We’ve been writing a lot about legacy admission of late. If you’re wondering why we’ve been so focused on the practice these past few weeks, it’s because we’ve been attacking the practice of offering preferential treatment to the progeny of alumni for years but it seems we’re no longer a one-man band trying to stop it in its tracks. In fairness, Richard Kahlenberg of The Century Foundation has vocally opposed the practice as long as we have but it’s high time our little duet becomes a chorus.
The Legacy Admission Advantage
In a piece out today for The Wall Street Journal entitled “Legacy Preference Gets Fresh Look Following College-Admissions Scandal,” Douglas Belkin writes about legacy admission at America’s colleges — and shares a little bit about the history of the practice. He writes about how legacy applicants to Harvard are five-times as likely to get in as are non-legacies. He writes about how the legacy advantage is the equivalent of a 160-point bump on the SAT, according to a study by a Princeton sociologist. He writes about how some students at Duke University and Brown University are trying to end legacy admissions.
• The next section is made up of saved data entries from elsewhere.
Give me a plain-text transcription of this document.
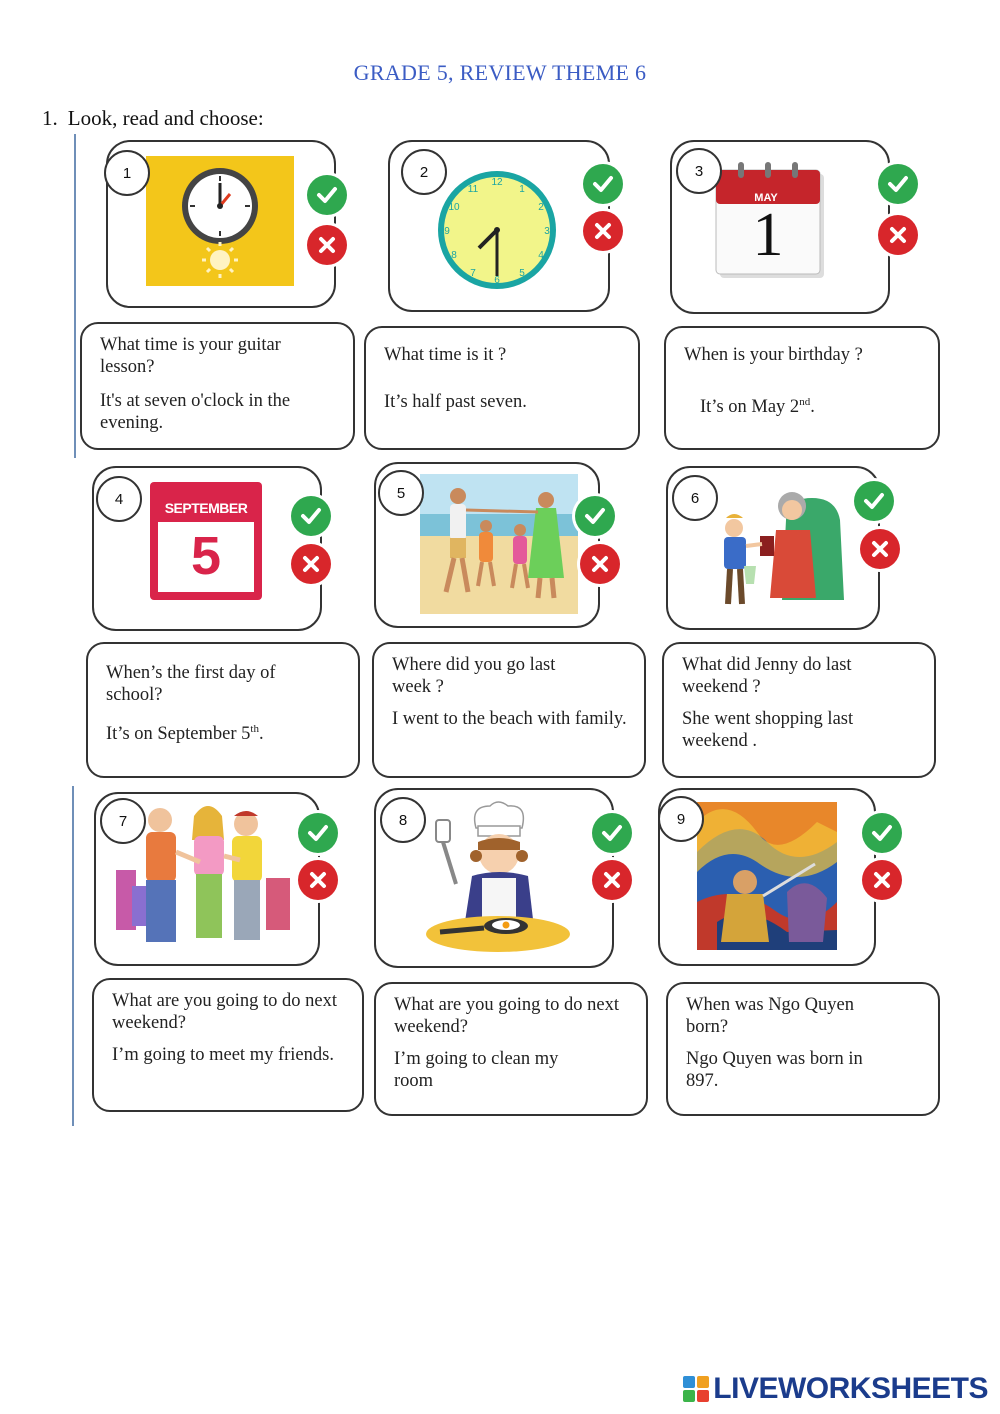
GRADE 5, REVIEW THEME 6
1. Look, read and choose:
1
12
1
2
3
4
5
6
7
8
9
10
11
2
MAY
1
3
What time is your guitar lesson?
It's at seven o'clock in the evening.
What time is it ?
It’s half past seven.
When is your birthday ?
It’s on May 2nd.
SEPTEMBER
5
4	5	6
When’s the first day of school?
It’s on September 5th.
Where did you go last week ?
I went to the beach with family.
What did Jenny do last weekend ?
She went shopping last weekend .
7	8	9
What are you going to do next weekend?
I’m going to meet my friends.
What are you going to do next weekend?
I’m going to clean my room
When was Ngo Quyen born?
Ngo Quyen was born in 897.
LIVEWORKSHEETS
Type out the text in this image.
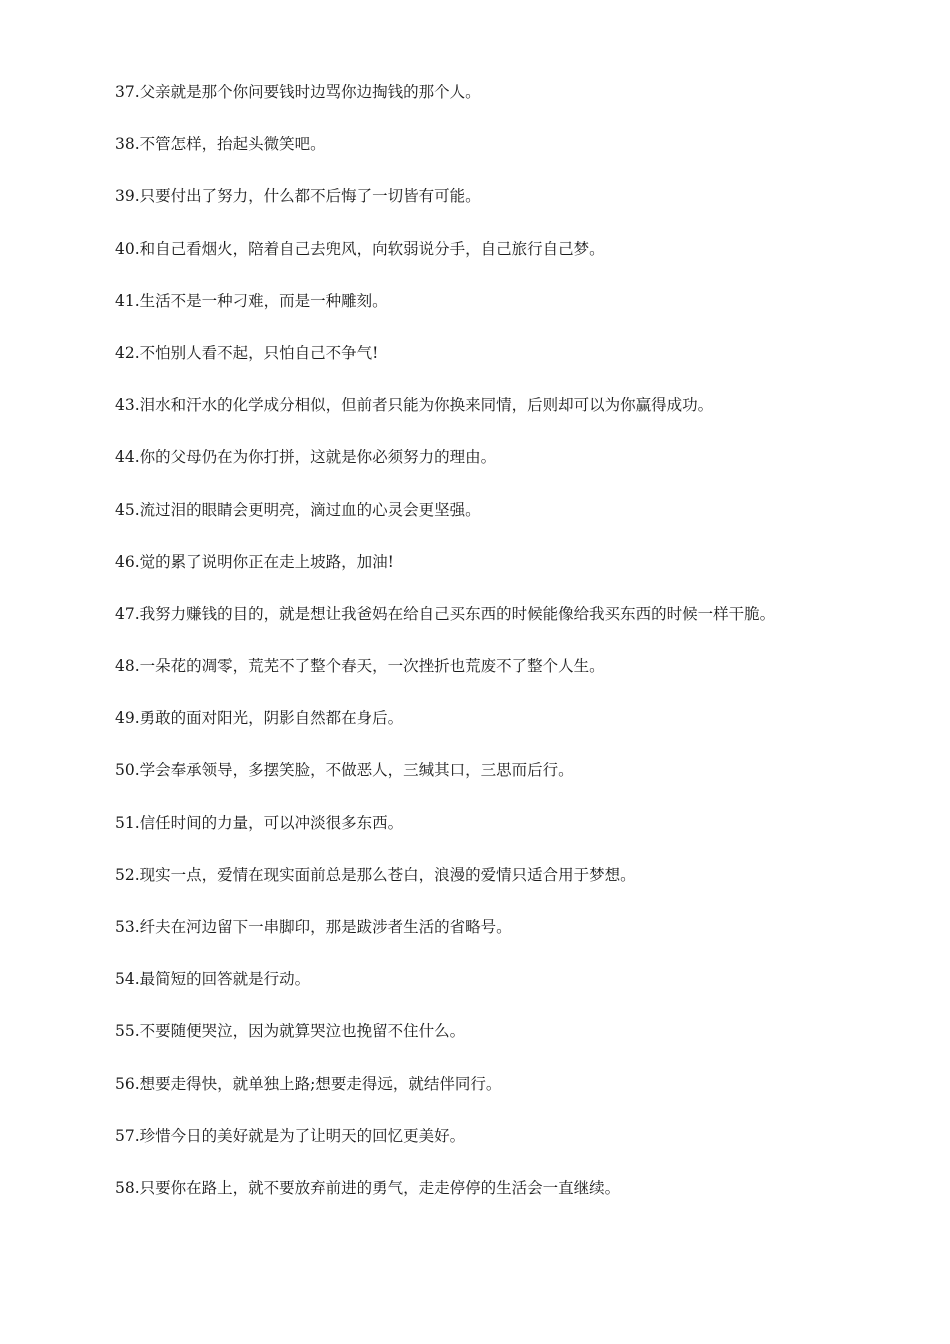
37.父亲就是那个你问要钱时边骂你边掏钱的那个人。

38.不管怎样，抬起头微笑吧。

39.只要付出了努力，什么都不后悔了一切皆有可能。

40.和自己看烟火，陪着自己去兜风，向软弱说分手，自己旅行自己梦。

41.生活不是一种刁难，而是一种雕刻。

42.不怕别人看不起，只怕自己不争气!

43.泪水和汗水的化学成分相似，但前者只能为你换来同情，后则却可以为你赢得成功。

44.你的父母仍在为你打拼，这就是你必须努力的理由。

45.流过泪的眼睛会更明亮，滴过血的心灵会更坚强。

46.觉的累了说明你正在走上坡路，加油!

47.我努力赚钱的目的，就是想让我爸妈在给自己买东西的时候能像给我买东西的时候一样干脆。

48.一朵花的凋零，荒芜不了整个春天，一次挫折也荒废不了整个人生。

49.勇敢的面对阳光，阴影自然都在身后。

50.学会奉承领导，多摆笑脸，不做恶人，三缄其口，三思而后行。

51.信任时间的力量，可以冲淡很多东西。

52.现实一点，爱情在现实面前总是那么苍白，浪漫的爱情只适合用于梦想。

53.纤夫在河边留下一串脚印，那是跋涉者生活的省略号。

54.最简短的回答就是行动。

55.不要随便哭泣，因为就算哭泣也挽留不住什么。

56.想要走得快，就单独上路;想要走得远，就结伴同行。

57.珍惜今日的美好就是为了让明天的回忆更美好。

58.只要你在路上，就不要放弃前进的勇气，走走停停的生活会一直继续。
Johns Hopkins Publicly Discloses the Percentage of Legacy Admits in 2019
In short, Belkin has written nothing our readers don’t already know about legacy admission. That is until he includes a quote from David Phillips, the vice provost for admissions and financial aid at Johns Hopkins University. As Belkin writes, “Last month, Johns Hopkins said it had been phasing out legacy preference over the last five years. Legacy admissions fell to 3% of students in 2019 from 13% in 2009, while the number of students from poor families more than doubled, said David Phillips.”
A Salute to Johns Hopkins for Answering Our Call to Release Legacy Admissions Data
As our readers may remember, we saluted Johns Hopkins University for publicly announcing the end to the practice of legacy admissions but we called for the school to release data on the percentage of legacies admitted this year and in the years to come. After all, we believe in the words of President Ronald Reagan when he said, “Trust, but verify.” We are mighty glad to see that Mr. Phillips of Johns Hopkins is speaking publicly about the drop in legacy admits. A 10% drop — to 3% 2019 from 13% in 2009 — is indeed significant and it is cause for applause.
Ivy Coach salutes Johns Hopkins University’s vice provost for admissions and financial aid, David Phillips, for not only announcing the end to an anachronistic practice at one of America’s elite universities but for making the data available for public consumption. May other American universities soon follow Johns Hopkins’ — and Mr. Phillips’ — lead.